UNLABELLED: Although brain injury after neonatal encephalopathy has been characterised well in high-income countries, little is known about such injury in low- and middle-income countries. Such injury accounts for an estimated 1 million neonatal deaths per year. We used magnetic resonance (MR) biomarkers to characterise perinatal brain injury, and examined early childhood outcomes in South India. METHODS: We recruited consecutive term or near term infants with evidence of perinatal asphyxia and a Thompson encephalopathy score ≥6 within 6 h of birth, over 6 months. We performed conventional MR imaging, diffusion tensor MR imaging and thalamic proton MR spectroscopy within 3 weeks of birth. We computed group-wise differences in white matter fractional anisotropy (FA) using tract based spatial statistics. We allocated Sarnat encephalopathy stage aged 3 days, and evaluated neurodevelopmental outcomes aged 3½ years using Bayley III. RESULTS: Of the 54 neonates recruited, Sarnat staging was mild in 30 (56%); moderate in 15 (28%) and severe in 6 (11%), with no encephalopathy in 3 (6%). Six infants died. Of the 48 survivors, 44 had images available for analysis.

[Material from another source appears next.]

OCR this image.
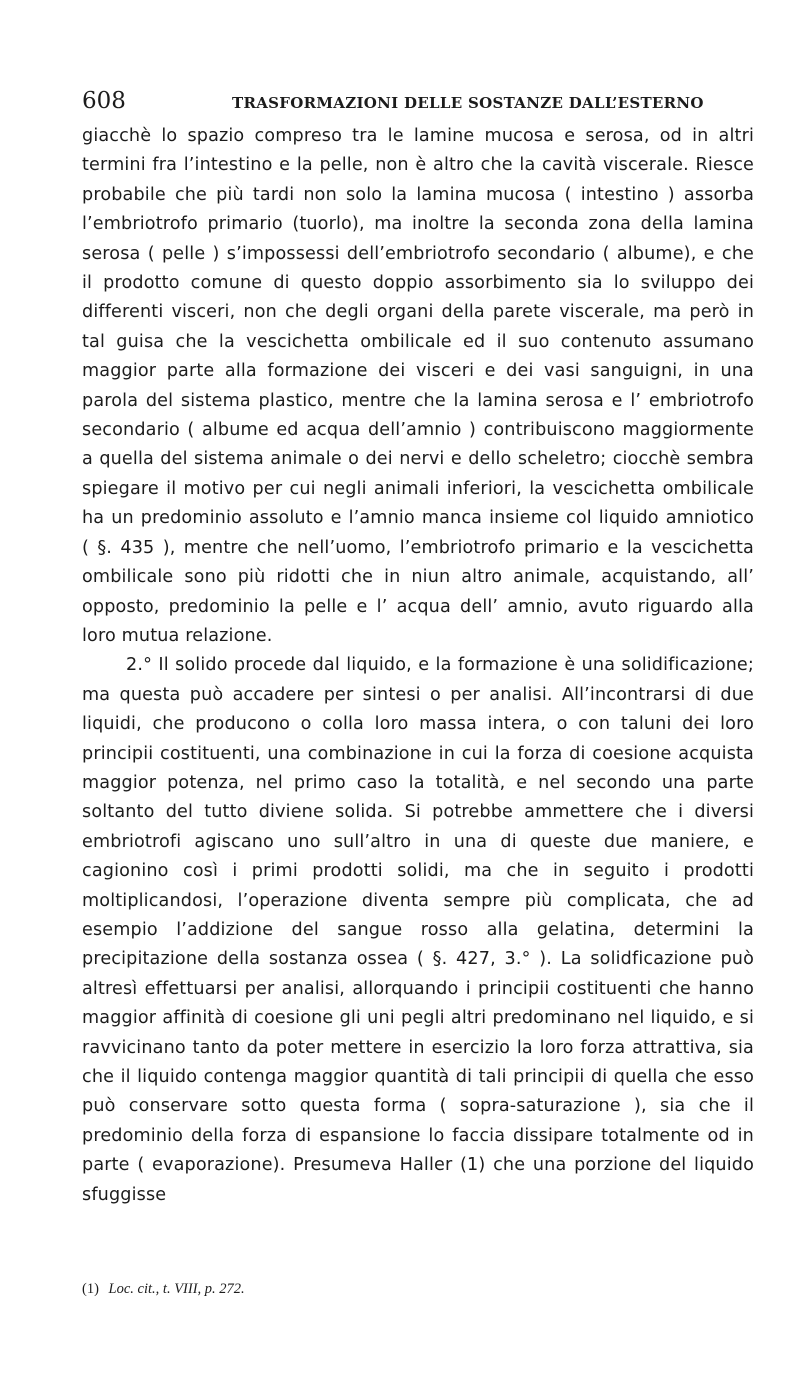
608	TRASFORMAZIONI DELLE SOSTANZE DALL’ESTERNO

giacchè lo spazio compreso tra le lamine mucosa e serosa, od in altri termini fra l’intestino e la pelle, non è altro che la cavità viscerale. Riesce probabile che più tardi non solo la lamina mucosa ( intestino ) assorba l’embriotrofo primario (tuorlo), ma inoltre la seconda zona della lamina serosa ( pelle ) s’impossessi dell’embriotrofo secondario ( albume), e che il prodotto comune di questo doppio assorbimento sia lo sviluppo dei differenti visceri, non che degli organi della parete viscerale, ma però in tal guisa che la vescichetta ombilicale ed il suo contenuto assumano maggior parte alla formazione dei visceri e dei vasi sanguigni, in una parola del sistema plastico, mentre che la lamina serosa e l’ embriotrofo secondario ( albume ed acqua dell’amnio ) contribuiscono maggiormente a quella del sistema animale o dei nervi e dello scheletro; ciocchè sembra spiegare il motivo per cui negli animali inferiori, la vescichetta ombilicale ha un predominio assoluto e l’amnio manca insieme col liquido amniotico ( §. 435 ), mentre che nell’uomo, l’embriotrofo primario e la vescichetta ombilicale sono più ridotti che in niun altro animale, acquistando, all’ opposto, predominio la pelle e l’ acqua dell’ amnio, avuto riguardo alla loro mutua relazione.

2.° Il solido procede dal liquido, e la formazione è una solidificazione; ma questa può accadere per sintesi o per analisi. All’incontrarsi di due liquidi, che producono o colla loro massa intera, o con taluni dei loro principii costituenti, una combinazione in cui la forza di coesione acquista maggior potenza, nel primo caso la totalità, e nel secondo una parte soltanto del tutto diviene solida. Si potrebbe ammettere che i diversi embriotrofi agiscano uno sull’altro in una di queste due maniere, e cagionino così i primi prodotti solidi, ma che in seguito i prodotti moltiplicandosi, l’operazione diventa sempre più complicata, che ad esempio l’addizione del sangue rosso alla gelatina, determini la precipitazione della sostanza ossea ( §. 427, 3.° ). La solidficazione può altresì effettuarsi per analisi, allorquando i principii costituenti che hanno maggior affinità di coesione gli uni pegli altri predominano nel liquido, e si ravvicinano tanto da poter mettere in esercizio la loro forza attrattiva, sia che il liquido contenga maggior quantità di tali principii di quella che esso può conservare sotto questa forma ( sopra-saturazione ), sia che il predominio della forza di espansione lo faccia dissipare totalmente od in parte ( evaporazione). Presumeva Haller (1) che una porzione del liquido sfuggisse

(1) Loc. cit., t. VIII, p. 272.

In these infants, imaging indicated perinatal rather than established antenatal origins to injury. Abnormalities were frequently observed in white matter (n = 40, 91%) and cortex (n = 31, 70%) while only 12 (27%) had abnormal basal ganglia/thalami. Reduced white matter FA was associated with Sarnat stage, deep grey nuclear injury, and MR spectroscopy N-acetylaspartate/choline, but not early Thompson scores. Outcome data were obtained in 44 infants (81%) with 38 (79%) survivors examined aged 3½ years; of these, 16 (42%) had adverse neurodevelopmental outcomes. CONCLUSIONS: No infants had evidence for established brain lesions, suggesting potentially treatable perinatal origins. White matter injury was more common than deep brain nuclei injury. Our results support the need for rigorous evaluation of the efficacy of rescue hypothermic neuroprotection in low- and middle-income countries.